According to the World Health Organization, more than three million people died of COPD in 2012 – that’s equal to 6% of all deaths globally that year. Fortunately, COPD is preventable. These are the four main causes of COPD:
1. Tobacco smoking is the primary cause of COPD. In fact, Dr Theron says it accounts for about 95% of the cases. Not a smoker? Sadly, second-hand smoke can cause COPD too.
2. Pollution, fumes and dust (occupational and environmental) can also irritate your lungs and lead to COPD.
3. Your genes can also play a role. About three in 100 people who develop COPD have a defect in their DNA. It’s called alpha-1 antitrypsin deficiency, and means your lungs don’t have enough protein to protect them from damage.
4. Asthma can lead to COPD. Although it’s not common, it’s best to treat asthma as early as possible.
Dr Theron says the majority of patients he sees with COPD are smokers. ‘There are a couple of risk factors for developing COPD. In South Africa, smoking, tuberculosis, environmental pollution and occupational exposure are broad contributors to COPD,’ he says. ‘I always tell my patients that they need to stop smoking. And you need to exercise regularly.

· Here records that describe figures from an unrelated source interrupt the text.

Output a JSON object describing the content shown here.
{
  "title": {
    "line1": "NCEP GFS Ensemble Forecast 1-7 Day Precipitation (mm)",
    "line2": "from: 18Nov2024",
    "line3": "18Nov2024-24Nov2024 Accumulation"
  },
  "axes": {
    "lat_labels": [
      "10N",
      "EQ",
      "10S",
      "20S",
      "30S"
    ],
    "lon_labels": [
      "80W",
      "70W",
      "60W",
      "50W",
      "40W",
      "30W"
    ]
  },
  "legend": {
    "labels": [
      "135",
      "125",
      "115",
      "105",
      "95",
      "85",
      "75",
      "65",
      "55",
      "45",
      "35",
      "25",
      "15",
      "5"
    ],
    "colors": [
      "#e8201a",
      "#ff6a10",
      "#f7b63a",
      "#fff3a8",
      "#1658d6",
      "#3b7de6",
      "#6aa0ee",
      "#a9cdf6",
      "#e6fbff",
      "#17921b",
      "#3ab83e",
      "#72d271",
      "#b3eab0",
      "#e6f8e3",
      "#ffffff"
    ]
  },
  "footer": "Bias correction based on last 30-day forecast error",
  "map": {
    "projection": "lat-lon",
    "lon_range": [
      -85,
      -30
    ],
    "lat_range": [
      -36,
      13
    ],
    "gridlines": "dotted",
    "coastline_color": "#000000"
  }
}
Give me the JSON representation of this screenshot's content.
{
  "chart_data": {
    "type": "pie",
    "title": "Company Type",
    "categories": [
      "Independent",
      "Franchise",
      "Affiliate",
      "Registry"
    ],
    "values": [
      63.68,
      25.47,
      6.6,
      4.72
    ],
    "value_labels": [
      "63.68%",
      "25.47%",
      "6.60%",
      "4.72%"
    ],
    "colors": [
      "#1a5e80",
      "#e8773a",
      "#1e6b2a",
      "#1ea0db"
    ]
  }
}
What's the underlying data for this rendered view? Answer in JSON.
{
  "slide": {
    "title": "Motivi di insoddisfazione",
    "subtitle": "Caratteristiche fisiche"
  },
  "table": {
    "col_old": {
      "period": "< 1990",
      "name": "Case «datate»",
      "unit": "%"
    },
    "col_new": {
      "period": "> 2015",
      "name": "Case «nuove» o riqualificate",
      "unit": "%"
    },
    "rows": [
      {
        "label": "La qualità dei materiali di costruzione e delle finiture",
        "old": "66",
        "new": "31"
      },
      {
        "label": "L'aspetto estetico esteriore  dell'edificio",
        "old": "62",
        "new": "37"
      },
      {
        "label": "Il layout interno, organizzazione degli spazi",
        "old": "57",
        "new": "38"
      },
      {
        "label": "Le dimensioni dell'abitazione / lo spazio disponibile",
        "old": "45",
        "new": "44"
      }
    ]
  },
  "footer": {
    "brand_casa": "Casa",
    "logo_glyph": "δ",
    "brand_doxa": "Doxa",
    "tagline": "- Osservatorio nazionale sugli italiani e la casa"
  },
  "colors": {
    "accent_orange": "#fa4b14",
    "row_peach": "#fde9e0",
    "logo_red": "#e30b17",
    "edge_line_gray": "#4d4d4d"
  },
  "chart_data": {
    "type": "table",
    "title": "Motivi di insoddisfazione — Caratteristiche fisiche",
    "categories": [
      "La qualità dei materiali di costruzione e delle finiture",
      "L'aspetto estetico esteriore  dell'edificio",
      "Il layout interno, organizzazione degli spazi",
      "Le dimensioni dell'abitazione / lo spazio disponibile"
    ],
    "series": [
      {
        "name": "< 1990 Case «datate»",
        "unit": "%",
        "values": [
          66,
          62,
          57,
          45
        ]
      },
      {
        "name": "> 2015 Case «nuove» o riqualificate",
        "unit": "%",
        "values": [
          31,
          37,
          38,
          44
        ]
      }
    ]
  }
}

Even if you think you’re short of breath, you can still exercise.’
There are a number of signs you should be aware of if you’re at risk of developing COPD. These include a cough that lingers, coughing up mucus, any shortness of breath, wheezing, a tight chest, and difficulty with normal activities such as walking up a flight of stairs or vacuuming. When you visit your doctor, you’ll take a breathing test called a spirometry to confirm a diagnosis. You’ll breathe into a spirometer, which measures the capacity of air your lungs can hold and how fast you’re able to empty them. You may undergo a few other tests to rule out asthma or heart failure. These could involve other lung function tests, a chest X-ray or a test that measures the amount of oxygen in your blood. Your doctor will then discuss treatment with you.